Becky and her husband, Joe, asked their customers to shop at the store one at a time, to ensure social distancing, and they offered to pack orders for at-risk individuals. But otherwise their daily farm life continued on as usual.
Also during the spring, Leslie Lewis and Anthony Post saw a 40-person increase in sign-ups for their Second Wind Community-Sponsored Agriculture (CSA), an organic vegetable CSA they operate at Four Winds Farm on Marabac Road. In addition, they had to start a 50-person waitlist. Leslie said new members were motivated to sign up out of a desire for more food security, concerns about going to the grocery store, and having more time to pick up vegetables each week due to cancelled vacations and working from home.
Last year customers selected their vegetables from boxes when they came to the farm to pick up their weekly share, but this year pre-bagged shares are being handed to each customer for a grab-and-go, contact-free pick-up.
“It’s been a wild transition, with an increased need for labor, but it’s working out,” Leslie said.
Over at Kiernan Farm on Bruynswick Road, which raises grass-fed beef and pastured pork, Marty Kiernan said there was a “big uptick” in customers at the Westchester County farmers’ markets where he primarily sells his meats.
For a few weeks, the market in Nyack required that vendors only deliver pre-orders to customers, so that’s what Marty did. The two other markets where he sells, in Pleasantville and Larchmont, simply changed their on-site market protocols to ensure social distancing and other safety measures.
Marty said the dramatic increase in his meat sales was influenced by word-of-mouth referrals and concerns about coronavirus shut-downs at meat plants across the nation.
“During this whole COVID-19 thing we’ve done financially ok—we did not take a beating,” he said.
Close to Kiernan Farm, the family-run Whitecliff Vineyard, which grows the grapes for its own award-winning wines, had to initially shut down its tasting room and switch to pickups only. Their story is covered in the article on Wineries and Breweries, on page 8.
And over at Tantillo’s on Route 208, Jeannine Ridgeway reported that the physical layout of the farm stand had to be changed before the farm’s legendary ice cream stand opened on May 2nd.

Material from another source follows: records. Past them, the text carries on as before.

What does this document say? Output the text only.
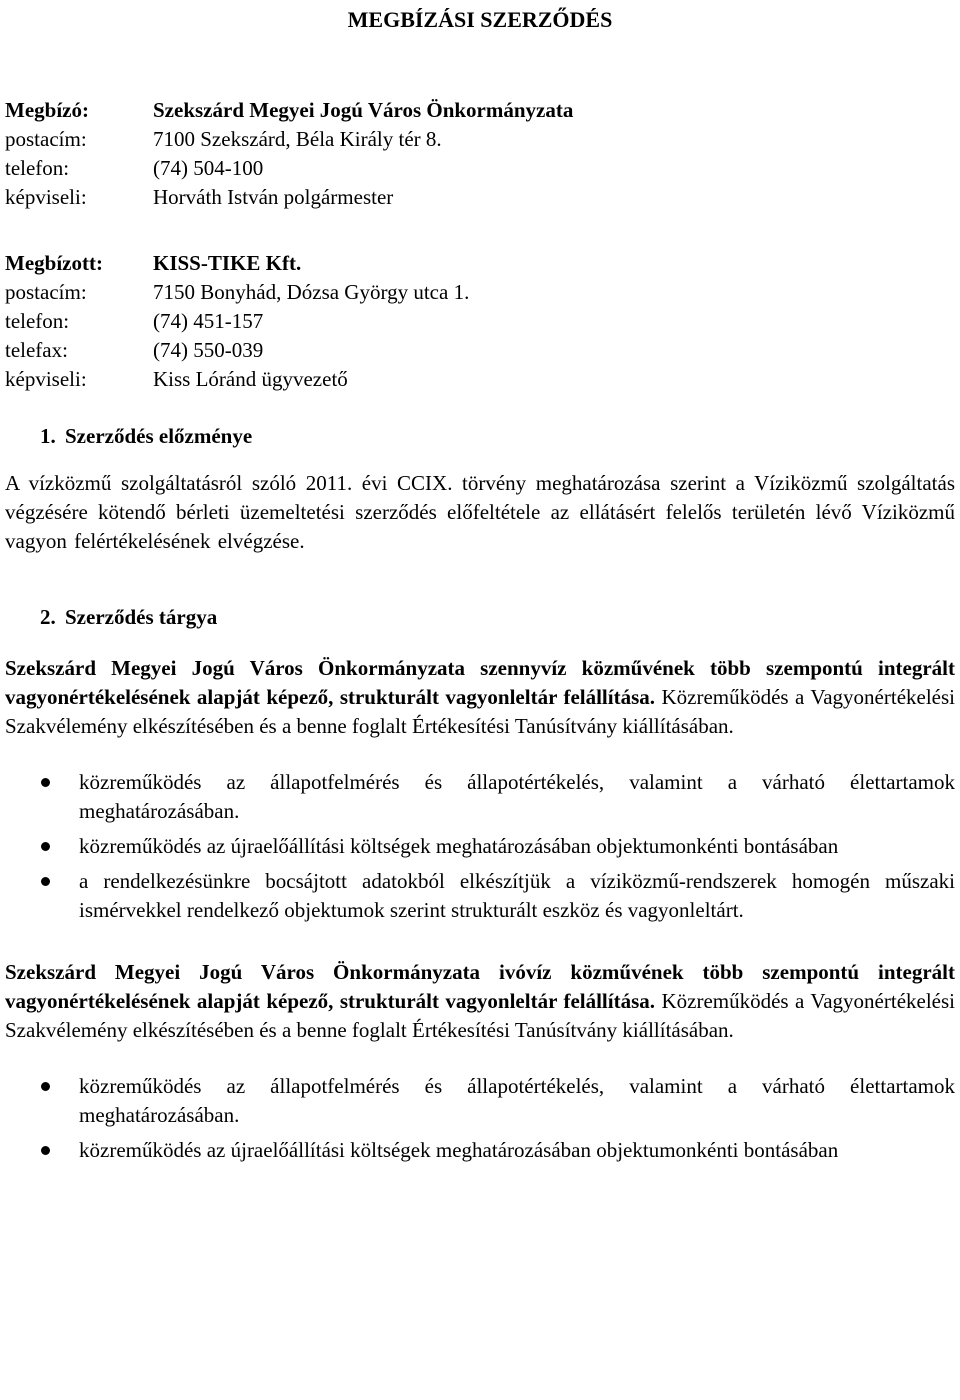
MEGBÍZÁSI SZERZŐDÉS
Megbízó:	Szekszárd Megyei Jogú Város Önkormányzata
postacím:	7100 Szekszárd, Béla Király tér 8.
telefon:	(74) 504-100
képviseli:	Horváth István polgármester
Megbízott:	KISS-TIKE Kft.
postacím:	7150 Bonyhád, Dózsa György utca 1.
telefon:	(74) 451-157
telefax:	(74) 550-039
képviseli:	Kiss Lóránd ügyvezető
1. Szerződés előzménye
A vízközmű szolgáltatásról szóló 2011. évi CCIX. törvény meghatározása szerint a Víziközmű szolgáltatás végzésére kötendő bérleti üzemeltetési szerződés előfeltétele az ellátásért felelős területén lévő Víziközmű vagyon felértékelésének elvégzése.
2. Szerződés tárgya
Szekszárd Megyei Jogú Város Önkormányzata szennyvíz közművének több szempontú integrált vagyonértékelésének alapját képező, strukturált vagyonleltár felállítása. Közreműködés a Vagyonértékelési Szakvélemény elkészítésében és a benne foglalt Értékesítési Tanúsítvány kiállításában.
közreműködés az állapotfelmérés és állapotértékelés, valamint a várható élettartamok meghatározásában.
közreműködés az újraelőállítási költségek meghatározásában objektumonkénti bontásában
a rendelkezésünkre bocsájtott adatokból elkészítjük a víziközmű-rendszerek homogén műszaki ismérvekkel rendelkező objektumok szerint strukturált eszköz és vagyonleltárt.
Szekszárd Megyei Jogú Város Önkormányzata ivóvíz közművének több szempontú integrált vagyonértékelésének alapját képező, strukturált vagyonleltár felállítása. Közreműködés a Vagyonértékelési Szakvélemény elkészítésében és a benne foglalt Értékesítési Tanúsítvány kiállításában.
közreműködés az állapotfelmérés és állapotértékelés, valamint a várható élettartamok meghatározásában.
közreműködés az újraelőállítási költségek meghatározásában objektumonkénti bontásában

According to Jeannine, who owns the ice cream stand, bakery, and farm market at Tantillo’s, people are now asked to stand in a single line for ice cream and stay six feet apart.
There are outdoor tables but no sun umbrellas. “It’s not that we’re mean, we just don’t want people sitting there too long eating ice cream,” she said.
The playground is closed, and people are discouraged from gathering in large groups. As of this writing, the vegetable portion of the farm stand at Tantillo’s had not opened yet, but Jeannine said the items there would be pre-packaged—for example, two zucchini would already be in a bag, already weighed, for a customer to pick up.
Despite all the restrictions, “We are extremely busy this year—and very grateful,” Jeannine said. “The customers are all really respectful and don’t mind waiting the extra time because everyone understands what needs to be done. Everyone understands that we’re all in this together.”